I am trying to extract values that are computed during the fit function of PyTorch: the parameters themselves; and an L-2 norm of the gradient. Here is my code for these objectives.

def get_theta(self):
    theta = self.parameters().detach().cpu
    return theta

def fit(self, loader, epochs = 2000):
    norm2Gradient = 1
    while norm2Gradient >10e-3 and epochs <2000:
        for _, batch in enumerate(loader):
            x, y = batch['x'], batch['y']
            #computes f.cross_entropy loss of (xb,yb) on GPU 
            loss = self.loss(x,y) 
            #print("loss:", loss)
            loss = loss.mean()
            #print("loss mean:", loss)
            #clears out old gradients  
            self.optimizer.zero_grad()
            #calculates new gradients
            grad = loss.backward()
            print("grad:",grad)
            #takes one step along new gradients to decrease the loss
            self.optimizer.step()  
            #captures new parameters
            theta = self.parameters()
            print("theta:",theta)
            #collects gradient along new parameters
            for param in theta:
                grad.append(param.grad)
            #computes gradient norm
            norm2Gradient = torch.linalg.norm(grad)
            sumNorm2Gradient += norm2Gradient.detach().cpu
    return sumNorm2Gradient

Here is the reoccurring error message

AttributeError: 'NoneType' object has no attribute 'append'

It occurs at this line of the code.

grad.append(param.grad) 

I printed the grad variable out, and it says "None."

My intention was to capture the gradient with the following line of code.

grad = loss.backward()

What's the better way to do it that gets at the gradient being computed during the fit function?

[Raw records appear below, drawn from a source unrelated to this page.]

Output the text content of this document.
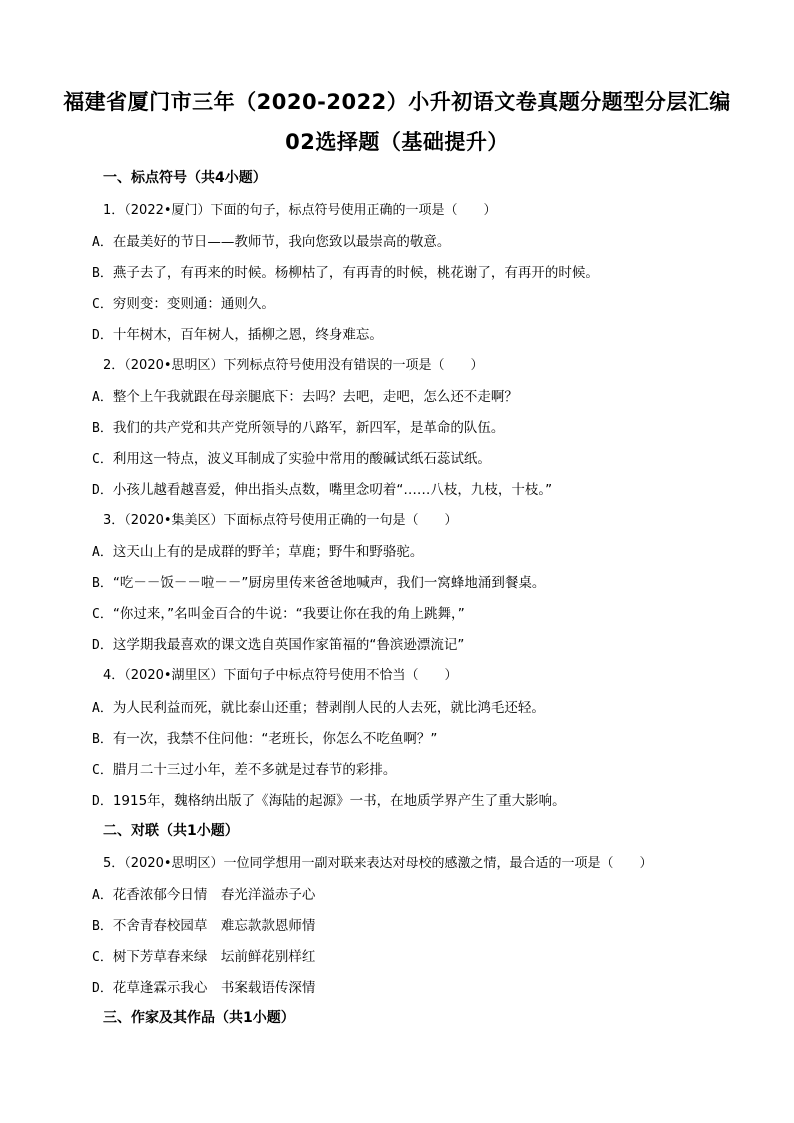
福建省厦门市三年（2020-2022）小升初语文卷真题分题型分层汇编
02选择题（基础提升）
一、标点符号（共4小题）
1．（2022•厦门）下面的句子，标点符号使用正确的一项是（　　）
A．在最美好的节日——教师节，我向您致以最崇高的敬意。
B．燕子去了，有再来的时候。杨柳枯了，有再青的时候，桃花谢了，有再开的时候。
C．穷则变：变则通：通则久。
D．十年树木，百年树人，插柳之恩，终身难忘。
2．（2020•思明区）下列标点符号使用没有错误的一项是（　　）
A．整个上午我就跟在母亲腿底下：去吗？去吧，走吧，怎么还不走啊？
B．我们的共产党和共产党所领导的八路军，新四军，是革命的队伍。
C．利用这一特点，波义耳制成了实验中常用的酸碱试纸石蕊试纸。
D．小孩儿越看越喜爱，伸出指头点数，嘴里念叨着“……八枝，九枝，十枝。”
3．（2020•集美区）下面标点符号使用正确的一句是（　　）
A．这天山上有的是成群的野羊；草鹿；野牛和野骆驼。
B．“吃－－饭－－啦－－”厨房里传来爸爸地喊声，我们一窝蜂地涌到餐桌。
C．“你过来，”名叫金百合的牛说：“我要让你在我的角上跳舞，”
D．这学期我最喜欢的课文选自英国作家笛福的“鲁滨逊漂流记”
4．（2020•湖里区）下面句子中标点符号使用不恰当（　　）
A．为人民利益而死，就比泰山还重；替剥削人民的人去死，就比鸿毛还轻。
B．有一次，我禁不住问他：“老班长，你怎么不吃鱼啊？”
C．腊月二十三过小年，差不多就是过春节的彩排。
D．1915年，魏格纳出版了《海陆的起源》一书，在地质学界产生了重大影响。
二、对联（共1小题）
5．（2020•思明区）一位同学想用一副对联来表达对母校的感激之情，最合适的一项是（　　）
A．花香浓郁今日情　春光洋溢赤子心
B．不舍青春校园草　难忘款款恩师情
C．树下芳草春来绿　坛前鲜花别样红
D．花草逢霖示我心　书案载语传深情
三、作家及其作品（共1小题）
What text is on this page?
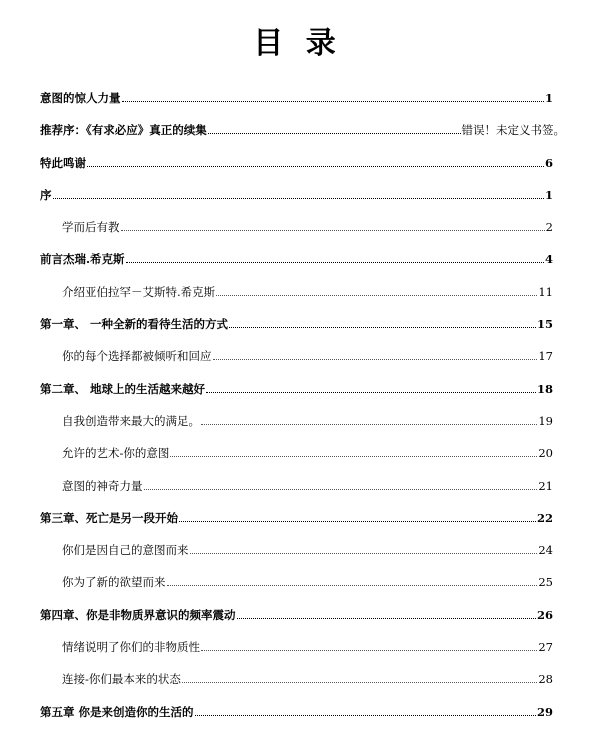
目 录
意图的惊人力量	1
推荐序：《有求必应》真正的续集	错误！未定义书签。
特此鸣谢	6
序	1
学而后有教	2
前言杰瑞.希克斯	4
介绍亚伯拉罕－艾斯特.希克斯	11
第一章、 一种全新的看待生活的方式	15
你的每个选择都被倾听和回应	17
第二章、 地球上的生活越来越好	18
自我创造带来最大的满足。	19
允许的艺术-你的意图	20
意图的神奇力量	21
第三章、死亡是另一段开始	22
你们是因自己的意图而来	24
你为了新的欲望而来	25
第四章、你是非物质界意识的频率震动	26
情绪说明了你们的非物质性	27
连接-你们最本来的状态	28
第五章 你是来创造你的生活的	29
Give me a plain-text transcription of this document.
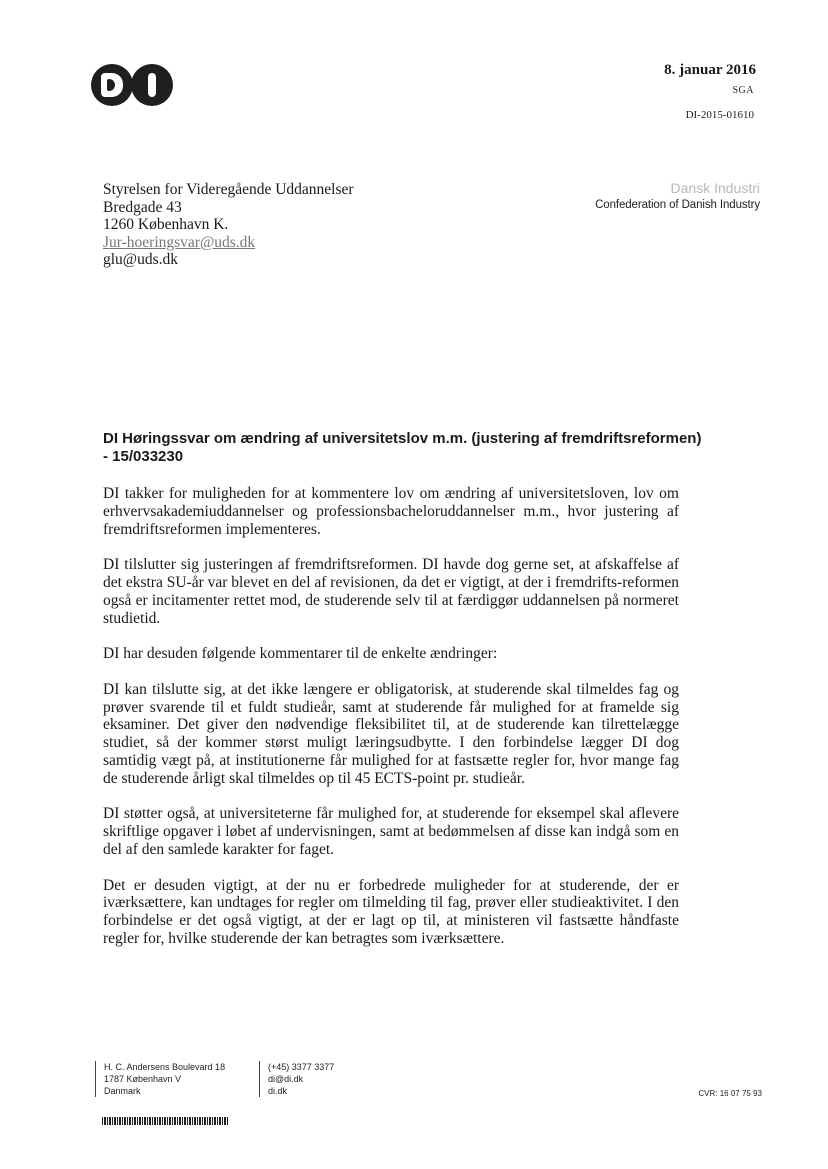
8. januar 2016
SGA
DI-2015-01610
Styrelsen for Videregående Uddannelser
Bredgade 43
1260 København K.
Jur-hoeringsvar@uds.dk
glu@uds.dk
Dansk Industri
Confederation of Danish Industry
DI Høringssvar om ændring af universitetslov m.m. (justering af fremdriftsreformen) - 15/033230

DI takker for muligheden for at kommentere lov om ændring af universitetsloven, lov om erhvervsakademiuddannelser og professionsbacheloruddannelser m.m., hvor justering af fremdriftsreformen implementeres.

DI tilslutter sig justeringen af fremdriftsreformen. DI havde dog gerne set, at afskaffelse af det ekstra SU-år var blevet en del af revisionen, da det er vigtigt, at der i fremdrifts-reformen også er incitamenter rettet mod, de studerende selv til at færdiggør uddannelsen på normeret studietid.

DI har desuden følgende kommentarer til de enkelte ændringer:

DI kan tilslutte sig, at det ikke længere er obligatorisk, at studerende skal tilmeldes fag og prøver svarende til et fuldt studieår, samt at studerende får mulighed for at framelde sig eksaminer. Det giver den nødvendige fleksibilitet til, at de studerende kan tilrettelægge studiet, så der kommer størst muligt læringsudbytte. I den forbindelse lægger DI dog samtidig vægt på, at institutionerne får mulighed for at fastsætte regler for, hvor mange fag de studerende årligt skal tilmeldes op til 45 ECTS-point pr. studieår.

DI støtter også, at universiteterne får mulighed for, at studerende for eksempel skal aflevere skriftlige opgaver i løbet af undervisningen, samt at bedømmelsen af disse kan indgå som en del af den samlede karakter for faget.

Det er desuden vigtigt, at der nu er forbedrede muligheder for at studerende, der er iværksættere, kan undtages for regler om tilmelding til fag, prøver eller studieaktivitet. I den forbindelse er det også vigtigt, at der er lagt op til, at ministeren vil fastsætte håndfaste regler for, hvilke studerende der kan betragtes som iværksættere.

H. C. Andersens Boulevard 18
1787 København V
Danmark
(+45) 3377 3377
di@di.dk
di.dk	CVR: 16 07 75 93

Similarly: Does this line capture the parameters?

theta = self.parameters()

Thank you!

1

There are 1 best solutions below

1
Karl On

This is due to an error in your while condition

def fit(self, loader, epochs = None):
    #loss_mean = []
    norm2Gradient = 1
    while norm2Gradient <10e-3  and epochs <2000:
        ... 
    return grad

Since norm2Gradient = 1, the condition norm2Gradient <10e-3 evals to False and the while loop never executes. The function then tries to return grad when the grad variable has not been assigned. This triggers the error.

That said, there is another issue with your approach. Your gradient tensors will be of different shapes, so you can't string them together in a list and compute the L2 norm of them. You probably want to compute the L2 norm of each gradient tensor individually, then compute the average.